A couple of years ago it was reported that Warner Bros had bought the rights to the children’s book, The Invention Of Hugo Cabret, with John Logan (The Last Samurai, The Aviator) writing the script and Chris Wedge (Ice Age) attached to direct.
Since then there’s been little news on the project, although now The Auteurs Daily Twitter feed has pointed to a couple of reports from Europe (one French, one German), which suggest that rather than Wedge, Martin Scorsese is planning to direct the movie and will start shooting Hugo Cabret in Paris in May, before moving onto London.
Although it’s more than possible Hugo Cabret, about an orphan who lives inside the walls of a Paris train station and becomes part of a strange mystery, will shoot in Europe this year, will Scorsese really direct?

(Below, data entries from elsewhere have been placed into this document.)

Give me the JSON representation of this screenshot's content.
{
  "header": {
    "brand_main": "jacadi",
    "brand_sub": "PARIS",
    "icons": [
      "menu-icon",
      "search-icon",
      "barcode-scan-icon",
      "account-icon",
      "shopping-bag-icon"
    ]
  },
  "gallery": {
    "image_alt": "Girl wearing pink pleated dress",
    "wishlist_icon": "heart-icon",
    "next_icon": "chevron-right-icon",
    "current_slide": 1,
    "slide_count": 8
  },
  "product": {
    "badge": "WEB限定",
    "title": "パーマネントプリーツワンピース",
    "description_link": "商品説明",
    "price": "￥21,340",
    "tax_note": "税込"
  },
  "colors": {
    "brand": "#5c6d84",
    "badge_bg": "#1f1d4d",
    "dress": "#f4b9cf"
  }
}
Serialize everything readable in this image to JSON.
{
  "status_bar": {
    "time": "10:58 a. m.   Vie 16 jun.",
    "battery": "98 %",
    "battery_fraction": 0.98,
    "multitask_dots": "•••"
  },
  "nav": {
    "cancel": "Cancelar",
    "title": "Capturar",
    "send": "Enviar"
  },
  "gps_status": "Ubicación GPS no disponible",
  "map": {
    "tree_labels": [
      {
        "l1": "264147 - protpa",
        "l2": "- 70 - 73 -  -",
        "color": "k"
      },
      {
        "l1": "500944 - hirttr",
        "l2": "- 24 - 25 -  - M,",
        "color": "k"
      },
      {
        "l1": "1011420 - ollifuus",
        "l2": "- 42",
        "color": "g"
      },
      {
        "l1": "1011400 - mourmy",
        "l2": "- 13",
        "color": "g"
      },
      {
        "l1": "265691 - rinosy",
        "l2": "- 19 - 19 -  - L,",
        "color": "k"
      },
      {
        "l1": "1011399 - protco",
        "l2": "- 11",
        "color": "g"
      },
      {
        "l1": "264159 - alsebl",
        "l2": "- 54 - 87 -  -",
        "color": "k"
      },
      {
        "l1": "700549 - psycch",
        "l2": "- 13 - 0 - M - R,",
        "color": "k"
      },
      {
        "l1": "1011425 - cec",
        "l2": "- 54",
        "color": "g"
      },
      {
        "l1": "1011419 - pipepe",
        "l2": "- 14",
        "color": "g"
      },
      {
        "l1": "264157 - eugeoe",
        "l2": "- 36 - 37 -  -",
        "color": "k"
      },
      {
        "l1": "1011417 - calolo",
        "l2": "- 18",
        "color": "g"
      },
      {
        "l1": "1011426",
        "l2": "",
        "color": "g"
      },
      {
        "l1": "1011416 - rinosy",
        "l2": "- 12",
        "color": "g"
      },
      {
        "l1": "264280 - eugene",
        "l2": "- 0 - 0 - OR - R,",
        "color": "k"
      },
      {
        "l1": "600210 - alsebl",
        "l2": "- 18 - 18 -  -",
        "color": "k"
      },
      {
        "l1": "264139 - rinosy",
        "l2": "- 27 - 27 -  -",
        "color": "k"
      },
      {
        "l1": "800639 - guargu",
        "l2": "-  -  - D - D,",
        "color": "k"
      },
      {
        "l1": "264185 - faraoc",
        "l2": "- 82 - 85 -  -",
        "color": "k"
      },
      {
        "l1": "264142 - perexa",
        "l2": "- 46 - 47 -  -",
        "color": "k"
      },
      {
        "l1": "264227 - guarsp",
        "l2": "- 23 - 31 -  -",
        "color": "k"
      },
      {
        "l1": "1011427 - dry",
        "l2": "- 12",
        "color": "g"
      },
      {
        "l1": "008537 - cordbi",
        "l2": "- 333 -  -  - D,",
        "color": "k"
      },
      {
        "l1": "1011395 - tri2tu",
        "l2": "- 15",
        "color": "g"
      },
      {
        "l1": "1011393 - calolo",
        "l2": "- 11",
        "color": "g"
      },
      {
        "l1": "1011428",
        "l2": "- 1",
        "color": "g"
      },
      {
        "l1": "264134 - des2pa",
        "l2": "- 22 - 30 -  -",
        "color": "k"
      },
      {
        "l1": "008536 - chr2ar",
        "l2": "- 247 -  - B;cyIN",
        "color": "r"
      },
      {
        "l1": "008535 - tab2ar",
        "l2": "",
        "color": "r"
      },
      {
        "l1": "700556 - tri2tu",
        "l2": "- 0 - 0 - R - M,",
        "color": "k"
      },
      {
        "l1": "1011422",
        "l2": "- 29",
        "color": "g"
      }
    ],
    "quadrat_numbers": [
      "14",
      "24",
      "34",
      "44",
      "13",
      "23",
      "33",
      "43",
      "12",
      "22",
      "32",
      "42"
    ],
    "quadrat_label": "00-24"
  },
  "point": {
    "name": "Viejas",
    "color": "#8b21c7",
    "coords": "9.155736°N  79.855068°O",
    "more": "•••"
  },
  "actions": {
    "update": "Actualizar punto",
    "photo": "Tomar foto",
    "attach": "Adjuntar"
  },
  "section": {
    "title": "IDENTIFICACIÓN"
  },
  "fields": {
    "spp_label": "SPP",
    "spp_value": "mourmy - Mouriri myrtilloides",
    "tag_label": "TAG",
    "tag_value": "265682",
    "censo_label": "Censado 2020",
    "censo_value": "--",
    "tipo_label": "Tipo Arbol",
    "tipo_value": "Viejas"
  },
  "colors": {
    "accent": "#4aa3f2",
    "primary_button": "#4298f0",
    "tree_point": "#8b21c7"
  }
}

It would be like nothing he’s ever made before, as none of his movies have even been close to being family films. Indeed most recent reports have suggested that Scorsese has mainly been trying to put his Sinatra biopic together, with no mention at all of an impending kid’s flick.
The only possibiliy I can see is that as John Logan wrote The Aviator, he did some heavy duty work convincing the Goodfellas director to sign up. Maybe Scorsese has indeed decided he wants to make Hugo Cabret (and he does make a lot more movies that seem to come out of left of field than people give him credit for), but at the moment it seems unlikely. It’s probably best to put this in the rumour drawer until firmer info arrives.